There is growing evidence that some racial and ethnic minority groups have been disproportionately affected by the novel coronavirus pandemic. Inequities in the social determinants of health, including access to healthcare, have resulted in higher levels of COVID-19 related hospitalizations among African American, Latinx and Native American individuals. These disparities are visible on a national level and also all across South Carolina.
“Coronavirus clearly brought forth the inequities in our healthcare system,” said Dr. Michael Seemuller, a family medicine specialist at AnMed Health. “We saw early on that our African American population was being much more affected by coronavirus, both in regards to the number of people in the hospital, the number of people who got sick and number of people who died.”
The impact of social determinants
As a clinician, Seemuller said his work only accounts for 10 to 20 percent of a patient’s outcome. More than 40 percent of a patient's outcome is due to the impact of social determinants, including their physical environment, the type of job they have and their income level.
Many of Seemuller’s African American patients were more likely to work in lower income jobs or jobs that do not offer an option to work remotely. Therefore, more African Americans were exposed to COVID-19. Additionally, many families in minority communities live in multigenerational households with more people together under one roof.
According to the Centers for Disease Control and Prevention, COVID-19 related hospitalizations among racial and ethnic minority groups have been more than three times higher than for white populations.
“When you have a lower income population living in a more dense area of housing, then you're going to have a higher likelihood that the virus will be transmitted,” Seemuller said. “I think those social determinants definitely contributed to people in our African American and Latino populations getting sicker at higher numbers.”
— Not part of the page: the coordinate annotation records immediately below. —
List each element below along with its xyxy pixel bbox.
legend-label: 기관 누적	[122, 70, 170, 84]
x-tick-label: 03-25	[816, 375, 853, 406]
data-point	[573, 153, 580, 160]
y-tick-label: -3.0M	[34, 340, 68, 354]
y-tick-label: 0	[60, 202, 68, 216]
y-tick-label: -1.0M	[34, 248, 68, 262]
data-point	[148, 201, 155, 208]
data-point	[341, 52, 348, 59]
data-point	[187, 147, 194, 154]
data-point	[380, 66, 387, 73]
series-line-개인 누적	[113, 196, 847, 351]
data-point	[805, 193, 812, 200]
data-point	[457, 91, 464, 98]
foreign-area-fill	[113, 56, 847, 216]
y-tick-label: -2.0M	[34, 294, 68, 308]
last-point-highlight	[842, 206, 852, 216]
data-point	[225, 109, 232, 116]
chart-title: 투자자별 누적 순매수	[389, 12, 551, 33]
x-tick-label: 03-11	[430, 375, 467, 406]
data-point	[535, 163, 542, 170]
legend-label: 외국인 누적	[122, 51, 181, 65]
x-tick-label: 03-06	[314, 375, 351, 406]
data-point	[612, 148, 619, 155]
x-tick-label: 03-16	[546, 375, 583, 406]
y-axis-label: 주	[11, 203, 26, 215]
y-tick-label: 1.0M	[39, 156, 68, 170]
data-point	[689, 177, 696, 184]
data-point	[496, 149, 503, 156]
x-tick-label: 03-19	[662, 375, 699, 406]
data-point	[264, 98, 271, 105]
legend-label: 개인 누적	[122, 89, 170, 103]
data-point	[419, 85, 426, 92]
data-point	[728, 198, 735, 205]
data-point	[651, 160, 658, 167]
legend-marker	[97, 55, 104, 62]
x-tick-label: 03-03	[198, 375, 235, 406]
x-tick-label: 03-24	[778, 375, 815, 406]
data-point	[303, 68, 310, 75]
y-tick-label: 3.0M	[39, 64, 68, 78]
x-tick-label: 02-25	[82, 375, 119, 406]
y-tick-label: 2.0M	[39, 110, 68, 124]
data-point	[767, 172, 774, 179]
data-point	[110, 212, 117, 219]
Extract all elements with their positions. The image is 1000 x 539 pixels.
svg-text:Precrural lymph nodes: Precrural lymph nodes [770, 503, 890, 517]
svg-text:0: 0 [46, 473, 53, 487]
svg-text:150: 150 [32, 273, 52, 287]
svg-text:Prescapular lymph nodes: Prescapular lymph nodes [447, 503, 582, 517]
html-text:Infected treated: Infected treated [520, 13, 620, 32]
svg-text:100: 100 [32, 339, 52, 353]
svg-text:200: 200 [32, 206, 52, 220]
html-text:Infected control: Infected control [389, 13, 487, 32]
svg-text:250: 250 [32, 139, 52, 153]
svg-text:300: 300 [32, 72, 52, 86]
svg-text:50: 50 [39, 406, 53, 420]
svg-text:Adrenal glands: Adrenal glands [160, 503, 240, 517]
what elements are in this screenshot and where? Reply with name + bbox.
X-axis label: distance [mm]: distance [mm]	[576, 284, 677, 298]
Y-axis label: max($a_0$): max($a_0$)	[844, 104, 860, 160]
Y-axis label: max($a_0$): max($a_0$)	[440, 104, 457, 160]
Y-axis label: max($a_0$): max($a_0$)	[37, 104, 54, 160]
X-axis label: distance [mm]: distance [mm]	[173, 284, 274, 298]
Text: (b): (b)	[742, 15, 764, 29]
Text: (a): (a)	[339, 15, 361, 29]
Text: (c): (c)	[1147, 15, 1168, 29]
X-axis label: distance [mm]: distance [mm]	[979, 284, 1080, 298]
What drives racial inequities?
Anton Gunn, executive director of community health innovation at the Medical University of South Carolina, and a former advisor to President Barack Obama, said inequities are driven by many factors including transportation, education, housing and insurance status.
“There are four counties in the state of South Carolina that don't have an OBGYN in the county and all four of those counties have a majority population that is African American,” Gunn said.
Oftentimes, women in these areas cannot afford to travel outside of their community to receive healthcare. Another barrier to healthcare for minority communities relates to the issue of Medicaid expansion under the Affordable Care Act.
“We have some 300,000 South Carolinians who can't afford to buy health insurance coverage,” Gunn said.
Some people fall into a healthcare coverage gap, he said, because they work but have a type of job that doesn't provide health insurance and also do not earn enough income to be able to afford private insurance. Additionally, many of the same people who lack the ability to purchase health insurance also live in areas where hospitals and healthcare professionals are disappearing at an alarming rate.
Gunn noted that other factors that drive inequities include limited or nonexistent access to broadband Internet and the implicit biases held by individuals in the healthcare industry. Add all these factors together and easily treatable health problems can go undiagnosed for years, sometimes turning into life-threatening conditions.
How Telehealth Can Help
Congressman Jim Clyburn (D-SC) said the expansion of telehealth could be a solution to many of the issues surrounding accessibility for minority communities.
“We've had four rural hospitals close in South Carolina in recent years,” Clyburn said. “Those people are very upset about not having a hospital in their communities. I think if we had telehealth in these communities, many, if not all of these hospitals would still be open.”
In areas of the state where telehealth has already been adopted, it has proven to be a valuable way for people to receive medical care in rural or under-resourced communities. One example is found at Charleston Promise Neighborhood, an organization that works to improve access to healthcare and education for students attending Title I, under-resourced public elementary schools in Charleston, South Carolina.
The organization piloted a Medical University of South Carolina school-based clinic program that provides access to high-quality healthcare in the school setting. The clinics work by pairing a nurse practitioner or a pediatrician from MUSC with a school nurse using telehealth technology. A telemedicine exam can take place at school using secure video conferencing equipment and high-definition cameras.
Sherrie Snipes-Williams, chief executive officer of Charleston Promise Neighborhood, said telehealth has been “vitally important” because it allows the organization to increase the quality of care that it provides to students. In addition, she said it helps to make specialist referrals more easily and more efficiently for parents who are not able to leave work for their child’s appointment.
“Our partnership with MUSC and our kids-well school-based health clinics have saved countless lives over the years and we need to do more of those,” Snipes-Williams said.
Moving forward with progress
Increasing awareness is the first step toward solving racial inequities and disparities, according to Gunn.
“When it comes to racial inequities and disparities, every one of us has a responsibility and every one of us has the power to do something,” said Gunn. “There are tremendous opportunities for people to get involved, but you first have to raise your awareness and then you have to figure out what you want to have an impact on.”
Racial disparities exist in education, housing, employment, and healthcare. One way to take a closer look is by studying local community health needs assessments. These documents are created by major healthcare systems and they identify the major needs in each community.
“Once you understand what the disparities are, you can be a part of the process for change,” Gunn said. “Talk to your lawmaker, your city councilmember, your mayor, your community members or even your local hospital leaders about what they are doing to close the gaps on disparities.”